NOTE 18. COVID-19 UPDATE
In December 2019, the
Novel Corona Virus, COVID-19 was reported to have emerged in Wuhan, China. In March 2020, the World Health Organization (“WHO”)
declared the COVID-19 outbreak a global pandemic. Governments at the national, state and local level in the United States, and
globally, have implemented aggressive actions to reduce the spread of the virus, with such actions including, without limitation,
lockdown and shelter in place orders, limitations on non-essential gatherings of people, suspension of all non-essential travel,
and ordering certain businesses and governmental agencies to cease non-essential operations at physical locations. Under current
and applicable laws and regulations, the Company’s business is deemed essential and it has continued to operate in all aspects
of its pharmaceutical manufacturing, distribution, product development, regulatory compliance, and other activities. The Company’s
management has developed and implemented a range of measures to address the risks, uncertainties, and operational challenges associated
with operating in a COVID-19 environment. The Company is closely monitoring the rapidly evolving and changing situation and are
implementing plans intended to limit the impact of COVID-19 on our business so that the Company can continue to manufacture those
medicines used by end user patients. Actions the Company has taken to date are, without limitation, further described below.
Workforce
The Company has taken
and will continue to take, proactive measures to provide for the well-being of its workforce while continuing to safely produce
pharmaceutical products. The Company has implemented alternative working practices, which include, without limitation, modified
schedules, shift rotation and work at home abilities for appropriate employees to best ensure adequate social distancing. In addition,
the Company increased its already thorough cleaning protocols throughout its facilities and has prohibited visits from non-essential
visitors. Certain of these measures have resulted in increased costs.
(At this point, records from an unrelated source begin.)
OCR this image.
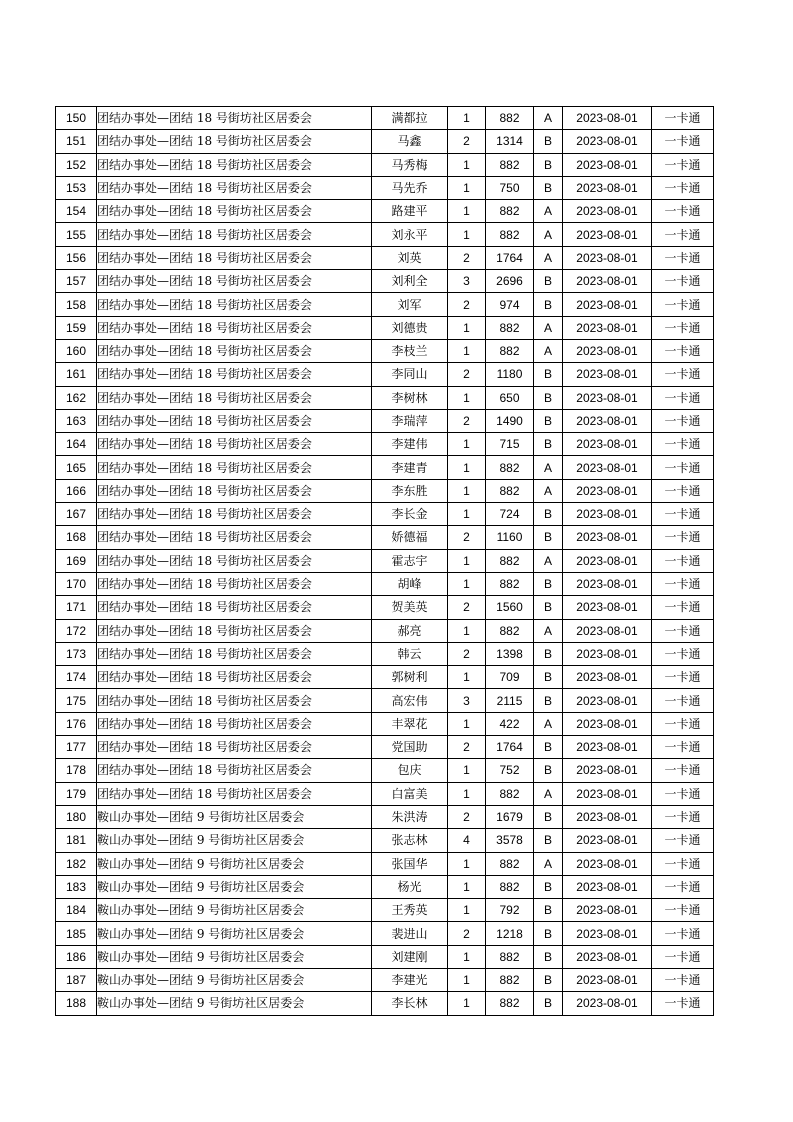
150	团结办事处—团结 18 号街坊社区居委会	满都拉	1	882	A	2023-08-01	一卡通
151	团结办事处—团结 18 号街坊社区居委会	马鑫	2	1314	B	2023-08-01	一卡通
152	团结办事处—团结 18 号街坊社区居委会	马秀梅	1	882	B	2023-08-01	一卡通
153	团结办事处—团结 18 号街坊社区居委会	马先乔	1	750	B	2023-08-01	一卡通
154	团结办事处—团结 18 号街坊社区居委会	路建平	1	882	A	2023-08-01	一卡通
155	团结办事处—团结 18 号街坊社区居委会	刘永平	1	882	A	2023-08-01	一卡通
156	团结办事处—团结 18 号街坊社区居委会	刘英	2	1764	A	2023-08-01	一卡通
157	团结办事处—团结 18 号街坊社区居委会	刘利全	3	2696	B	2023-08-01	一卡通
158	团结办事处—团结 18 号街坊社区居委会	刘军	2	974	B	2023-08-01	一卡通
159	团结办事处—团结 18 号街坊社区居委会	刘德贵	1	882	A	2023-08-01	一卡通
160	团结办事处—团结 18 号街坊社区居委会	李枝兰	1	882	A	2023-08-01	一卡通
161	团结办事处—团结 18 号街坊社区居委会	李同山	2	1180	B	2023-08-01	一卡通
162	团结办事处—团结 18 号街坊社区居委会	李树林	1	650	B	2023-08-01	一卡通
163	团结办事处—团结 18 号街坊社区居委会	李瑞萍	2	1490	B	2023-08-01	一卡通
164	团结办事处—团结 18 号街坊社区居委会	李建伟	1	715	B	2023-08-01	一卡通
165	团结办事处—团结 18 号街坊社区居委会	李建青	1	882	A	2023-08-01	一卡通
166	团结办事处—团结 18 号街坊社区居委会	李东胜	1	882	A	2023-08-01	一卡通
167	团结办事处—团结 18 号街坊社区居委会	李长金	1	724	B	2023-08-01	一卡通
168	团结办事处—团结 18 号街坊社区居委会	娇德福	2	1160	B	2023-08-01	一卡通
169	团结办事处—团结 18 号街坊社区居委会	霍志宇	1	882	A	2023-08-01	一卡通
170	团结办事处—团结 18 号街坊社区居委会	胡峰	1	882	B	2023-08-01	一卡通
171	团结办事处—团结 18 号街坊社区居委会	贺美英	2	1560	B	2023-08-01	一卡通
172	团结办事处—团结 18 号街坊社区居委会	郝亮	1	882	A	2023-08-01	一卡通
173	团结办事处—团结 18 号街坊社区居委会	韩云	2	1398	B	2023-08-01	一卡通
174	团结办事处—团结 18 号街坊社区居委会	郭树利	1	709	B	2023-08-01	一卡通
175	团结办事处—团结 18 号街坊社区居委会	高宏伟	3	2115	B	2023-08-01	一卡通
176	团结办事处—团结 18 号街坊社区居委会	丰翠花	1	422	A	2023-08-01	一卡通
177	团结办事处—团结 18 号街坊社区居委会	党国助	2	1764	B	2023-08-01	一卡通
178	团结办事处—团结 18 号街坊社区居委会	包庆	1	752	B	2023-08-01	一卡通
179	团结办事处—团结 18 号街坊社区居委会	白富美	1	882	A	2023-08-01	一卡通
180	鞍山办事处—团结 9 号街坊社区居委会	朱洪涛	2	1679	B	2023-08-01	一卡通
181	鞍山办事处—团结 9 号街坊社区居委会	张志林	4	3578	B	2023-08-01	一卡通
182	鞍山办事处—团结 9 号街坊社区居委会	张国华	1	882	A	2023-08-01	一卡通
183	鞍山办事处—团结 9 号街坊社区居委会	杨光	1	882	B	2023-08-01	一卡通
184	鞍山办事处—团结 9 号街坊社区居委会	王秀英	1	792	B	2023-08-01	一卡通
185	鞍山办事处—团结 9 号街坊社区居委会	裴进山	2	1218	B	2023-08-01	一卡通
186	鞍山办事处—团结 9 号街坊社区居委会	刘建刚	1	882	B	2023-08-01	一卡通
187	鞍山办事处—团结 9 号街坊社区居委会	李建光	1	882	B	2023-08-01	一卡通
188	鞍山办事处—团结 9 号街坊社区居委会	李长林	1	882	B	2023-08-01	一卡通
Manufacturing and Supply Chain
During the three and
nine months ended December 31, 2020, and as of the date of this Quarterly Report on Form 10-Q, the Company has not experienced
material, detrimental issues related to COVID-19 in its manufacturing, supply chain, quality assurance and regulatory compliance
activities, and has been able to operate without interruption. The Company has taken, and plans to continue to take, commercially
practical measures to keep its facilities open. The Company’s supply chains remain intact and operational, and the Company
is in regular communications with its suppliers and third-party partners. A prolonging of the current situation relating to COVID-19
may result in an increased risk of interruption in the Company supply chain in the future, with no assurances given as the materiality
of such future interruption on the Company’s business, financial condition, results of operations and cash flows.
NOTE 19. SUBSEQUENT EVENTS
Forgiveness of Payroll Protection
Program Loan
On January 12, 2021,
the Company received notification that the United States Small Business Administration (“SBA”), had approved, in full,
the Company’s application for forgiveness of amounts received pursuant to the CARES Act and the Program.